ノンフィクション作家河合香織さんのえらぶ「人生最高の10冊」のなかに、『清冽、詩人茨木のり子の肖像』っていう本がはいっとった。河合香織さんは、ことし2019年に大宅壮一ノンフィクション賞新潮ドキュメント賞を受賞したひとで、茨木のり子は、わが母校西尾高校の前身西尾高等女学校を卒業したひと。ほいから、茨木のり子は、なきわがははとほぼ同時代をいきたひとでもある。この本、いっかいよんでみたいな。

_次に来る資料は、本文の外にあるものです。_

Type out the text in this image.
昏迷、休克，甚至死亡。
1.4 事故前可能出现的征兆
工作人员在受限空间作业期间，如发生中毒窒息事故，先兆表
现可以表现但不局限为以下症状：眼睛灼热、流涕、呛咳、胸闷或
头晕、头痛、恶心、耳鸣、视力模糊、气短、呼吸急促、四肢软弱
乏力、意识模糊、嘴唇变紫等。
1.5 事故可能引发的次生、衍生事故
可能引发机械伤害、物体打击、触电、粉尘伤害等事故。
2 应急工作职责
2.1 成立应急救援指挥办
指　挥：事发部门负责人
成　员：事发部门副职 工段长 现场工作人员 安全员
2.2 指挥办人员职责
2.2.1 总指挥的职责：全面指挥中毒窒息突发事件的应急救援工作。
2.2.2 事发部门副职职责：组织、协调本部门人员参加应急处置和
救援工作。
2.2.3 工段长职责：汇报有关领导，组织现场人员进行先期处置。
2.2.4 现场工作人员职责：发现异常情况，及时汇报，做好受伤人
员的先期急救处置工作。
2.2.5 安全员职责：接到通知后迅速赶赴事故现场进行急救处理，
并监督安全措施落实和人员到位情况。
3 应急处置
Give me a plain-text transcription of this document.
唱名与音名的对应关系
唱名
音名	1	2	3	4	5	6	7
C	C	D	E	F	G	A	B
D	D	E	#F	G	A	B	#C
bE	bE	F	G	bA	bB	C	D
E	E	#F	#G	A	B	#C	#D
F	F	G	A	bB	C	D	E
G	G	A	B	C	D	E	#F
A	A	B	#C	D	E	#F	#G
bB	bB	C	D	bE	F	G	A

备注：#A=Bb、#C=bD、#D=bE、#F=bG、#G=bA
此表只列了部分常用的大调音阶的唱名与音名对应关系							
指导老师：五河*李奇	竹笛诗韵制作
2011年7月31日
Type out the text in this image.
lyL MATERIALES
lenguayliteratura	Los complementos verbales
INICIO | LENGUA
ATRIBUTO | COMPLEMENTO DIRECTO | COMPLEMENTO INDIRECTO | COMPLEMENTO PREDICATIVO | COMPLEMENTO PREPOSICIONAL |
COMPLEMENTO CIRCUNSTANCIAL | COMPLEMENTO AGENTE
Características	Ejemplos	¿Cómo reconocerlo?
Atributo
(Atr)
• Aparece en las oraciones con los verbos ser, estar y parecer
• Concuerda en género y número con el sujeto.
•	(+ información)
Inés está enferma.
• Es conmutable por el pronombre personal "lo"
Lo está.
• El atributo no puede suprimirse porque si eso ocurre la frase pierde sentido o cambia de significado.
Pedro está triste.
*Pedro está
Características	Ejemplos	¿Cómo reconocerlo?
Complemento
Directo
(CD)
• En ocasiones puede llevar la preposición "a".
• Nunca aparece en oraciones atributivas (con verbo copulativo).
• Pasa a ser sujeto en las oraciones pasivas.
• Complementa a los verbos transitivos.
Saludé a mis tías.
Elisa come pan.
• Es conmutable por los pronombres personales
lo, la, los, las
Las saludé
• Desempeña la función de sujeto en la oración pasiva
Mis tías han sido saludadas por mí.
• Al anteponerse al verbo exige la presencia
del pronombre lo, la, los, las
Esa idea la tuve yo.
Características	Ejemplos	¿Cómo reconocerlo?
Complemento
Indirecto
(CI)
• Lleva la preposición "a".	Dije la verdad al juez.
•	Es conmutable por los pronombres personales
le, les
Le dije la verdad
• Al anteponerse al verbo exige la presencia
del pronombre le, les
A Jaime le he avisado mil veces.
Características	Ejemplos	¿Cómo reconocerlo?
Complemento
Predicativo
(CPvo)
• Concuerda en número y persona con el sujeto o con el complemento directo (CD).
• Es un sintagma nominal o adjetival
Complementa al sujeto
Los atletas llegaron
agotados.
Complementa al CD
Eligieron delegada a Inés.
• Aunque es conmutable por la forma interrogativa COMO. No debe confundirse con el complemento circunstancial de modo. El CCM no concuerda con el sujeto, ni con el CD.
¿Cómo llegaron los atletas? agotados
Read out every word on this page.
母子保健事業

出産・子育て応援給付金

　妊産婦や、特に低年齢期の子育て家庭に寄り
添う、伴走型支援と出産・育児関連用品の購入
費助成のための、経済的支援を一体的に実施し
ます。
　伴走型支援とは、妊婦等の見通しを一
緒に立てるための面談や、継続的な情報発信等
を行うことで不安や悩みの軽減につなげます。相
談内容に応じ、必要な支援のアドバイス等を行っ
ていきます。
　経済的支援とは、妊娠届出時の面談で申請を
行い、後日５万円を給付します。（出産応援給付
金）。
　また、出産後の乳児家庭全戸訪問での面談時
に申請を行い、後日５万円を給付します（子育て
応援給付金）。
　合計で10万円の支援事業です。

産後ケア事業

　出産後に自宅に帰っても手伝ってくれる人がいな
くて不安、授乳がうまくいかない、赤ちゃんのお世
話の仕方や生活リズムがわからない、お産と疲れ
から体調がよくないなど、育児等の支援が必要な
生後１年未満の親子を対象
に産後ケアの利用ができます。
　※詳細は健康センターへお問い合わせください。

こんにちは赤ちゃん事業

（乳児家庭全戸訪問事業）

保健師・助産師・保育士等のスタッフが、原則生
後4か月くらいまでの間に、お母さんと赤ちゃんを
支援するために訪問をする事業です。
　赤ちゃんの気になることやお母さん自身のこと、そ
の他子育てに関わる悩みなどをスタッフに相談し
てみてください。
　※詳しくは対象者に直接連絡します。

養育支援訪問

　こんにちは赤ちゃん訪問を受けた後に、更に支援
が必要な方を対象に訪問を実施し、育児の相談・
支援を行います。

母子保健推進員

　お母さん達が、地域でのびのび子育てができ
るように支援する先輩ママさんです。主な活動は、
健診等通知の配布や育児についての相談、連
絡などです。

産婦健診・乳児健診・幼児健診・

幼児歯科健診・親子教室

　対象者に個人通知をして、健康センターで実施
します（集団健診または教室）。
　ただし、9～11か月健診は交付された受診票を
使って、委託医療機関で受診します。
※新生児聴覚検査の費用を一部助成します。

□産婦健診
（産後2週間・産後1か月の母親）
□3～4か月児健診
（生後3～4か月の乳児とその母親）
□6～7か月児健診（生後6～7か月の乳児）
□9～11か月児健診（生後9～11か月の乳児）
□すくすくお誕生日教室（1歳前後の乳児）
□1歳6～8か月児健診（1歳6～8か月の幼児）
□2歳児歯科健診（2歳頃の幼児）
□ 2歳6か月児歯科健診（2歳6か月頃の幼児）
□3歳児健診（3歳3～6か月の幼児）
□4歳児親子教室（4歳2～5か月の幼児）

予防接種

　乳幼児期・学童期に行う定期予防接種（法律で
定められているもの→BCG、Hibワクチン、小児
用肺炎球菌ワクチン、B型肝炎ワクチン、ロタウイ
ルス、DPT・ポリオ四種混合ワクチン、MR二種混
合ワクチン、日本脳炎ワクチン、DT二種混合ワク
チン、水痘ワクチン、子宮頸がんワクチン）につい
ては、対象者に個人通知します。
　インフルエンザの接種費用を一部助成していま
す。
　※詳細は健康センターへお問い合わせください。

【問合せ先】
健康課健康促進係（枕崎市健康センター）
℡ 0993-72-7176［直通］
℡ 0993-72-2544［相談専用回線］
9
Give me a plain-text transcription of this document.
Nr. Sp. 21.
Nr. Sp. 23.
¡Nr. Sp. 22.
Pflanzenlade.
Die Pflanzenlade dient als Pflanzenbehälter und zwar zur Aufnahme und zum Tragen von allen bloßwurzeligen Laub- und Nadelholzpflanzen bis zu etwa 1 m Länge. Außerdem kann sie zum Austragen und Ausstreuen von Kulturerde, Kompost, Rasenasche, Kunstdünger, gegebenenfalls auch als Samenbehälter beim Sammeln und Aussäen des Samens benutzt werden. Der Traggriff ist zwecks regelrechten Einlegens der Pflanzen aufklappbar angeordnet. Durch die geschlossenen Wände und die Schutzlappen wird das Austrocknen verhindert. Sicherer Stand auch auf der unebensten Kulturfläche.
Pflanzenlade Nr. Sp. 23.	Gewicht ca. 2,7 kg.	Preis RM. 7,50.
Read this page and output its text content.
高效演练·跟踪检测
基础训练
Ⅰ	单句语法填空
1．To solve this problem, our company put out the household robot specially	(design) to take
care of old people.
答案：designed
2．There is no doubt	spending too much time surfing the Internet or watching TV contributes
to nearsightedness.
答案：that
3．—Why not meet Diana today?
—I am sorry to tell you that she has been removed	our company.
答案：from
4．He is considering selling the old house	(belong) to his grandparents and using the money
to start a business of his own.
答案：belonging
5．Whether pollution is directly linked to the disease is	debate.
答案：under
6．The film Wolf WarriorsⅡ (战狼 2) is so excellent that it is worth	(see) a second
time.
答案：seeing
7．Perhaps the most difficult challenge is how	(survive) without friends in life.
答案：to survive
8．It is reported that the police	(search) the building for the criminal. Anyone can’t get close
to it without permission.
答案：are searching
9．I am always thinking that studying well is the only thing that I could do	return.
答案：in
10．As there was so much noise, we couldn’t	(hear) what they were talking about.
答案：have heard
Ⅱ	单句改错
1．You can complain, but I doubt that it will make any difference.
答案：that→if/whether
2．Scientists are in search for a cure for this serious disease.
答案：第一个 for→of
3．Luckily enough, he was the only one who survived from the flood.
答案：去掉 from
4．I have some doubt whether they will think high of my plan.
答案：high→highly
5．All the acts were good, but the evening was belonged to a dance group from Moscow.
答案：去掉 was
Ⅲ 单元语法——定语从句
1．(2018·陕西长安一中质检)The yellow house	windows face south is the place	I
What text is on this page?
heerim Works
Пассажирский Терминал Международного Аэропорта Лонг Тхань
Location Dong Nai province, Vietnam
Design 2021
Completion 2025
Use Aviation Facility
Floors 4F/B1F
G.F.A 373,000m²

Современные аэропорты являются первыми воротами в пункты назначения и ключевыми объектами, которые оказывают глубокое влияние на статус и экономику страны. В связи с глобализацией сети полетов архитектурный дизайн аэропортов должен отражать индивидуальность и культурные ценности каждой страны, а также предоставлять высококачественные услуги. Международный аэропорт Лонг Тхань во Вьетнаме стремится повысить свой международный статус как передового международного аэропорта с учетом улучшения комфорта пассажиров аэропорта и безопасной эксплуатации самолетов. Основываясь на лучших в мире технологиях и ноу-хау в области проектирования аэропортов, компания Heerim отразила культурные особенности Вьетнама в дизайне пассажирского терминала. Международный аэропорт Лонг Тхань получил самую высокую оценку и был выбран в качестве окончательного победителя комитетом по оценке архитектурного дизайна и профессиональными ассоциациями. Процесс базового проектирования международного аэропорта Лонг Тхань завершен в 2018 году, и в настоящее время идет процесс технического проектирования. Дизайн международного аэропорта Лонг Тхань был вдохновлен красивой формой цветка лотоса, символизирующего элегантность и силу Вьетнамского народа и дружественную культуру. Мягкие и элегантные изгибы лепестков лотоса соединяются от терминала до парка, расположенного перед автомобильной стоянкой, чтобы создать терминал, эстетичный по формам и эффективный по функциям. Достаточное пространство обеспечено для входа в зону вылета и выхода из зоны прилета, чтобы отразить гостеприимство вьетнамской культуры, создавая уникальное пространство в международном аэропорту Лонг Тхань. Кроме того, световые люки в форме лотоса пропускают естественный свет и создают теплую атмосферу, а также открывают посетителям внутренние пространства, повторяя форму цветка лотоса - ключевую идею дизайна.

2019.9.6 週刊現代 - 河合香織さん 650-1390 2019.9.6 河合香織さん - ノンフィクション作家をこころざした原点 1500-1730
河合香織かわいかおり)さん/1974年うまれ。神戸市外国語大学卒業。『ウスケボーイズ』で小学館ノンフィクション大賞受賞。『えらべなかったいのち』で今年度2019年度の大宅壮一ノンフィクション賞新潮ドキュメント賞を受賞。
わが人生最高の10冊 - ノンフィクション作家をこころざした原点
今回の10冊はノンフィクションの魅力を多くの人に知ってもらいたいと思って選びました。1~3位はこんな物書きになりたいと憧れている女性作家、6~10位は現役で活躍しているノンフィクション作家の作品をあげております。
私は神戸の大学に通っておったとき、阪神・淡路大震災に遭いました。当日は成人式のため帰省しておったのですが、その后戻ると家や建物や道路は崩壊し、親しくしておった人は亡くなり、街も人も大きく変わっておりました。
昨日までの世界がたった一日で崩壊してしまったときに出会ったのが井田真木子さんの本でした。彼女の作品は、一見平和で安全に見える日本で、不可視な存在にされておる人たちがおることを教えてくれました。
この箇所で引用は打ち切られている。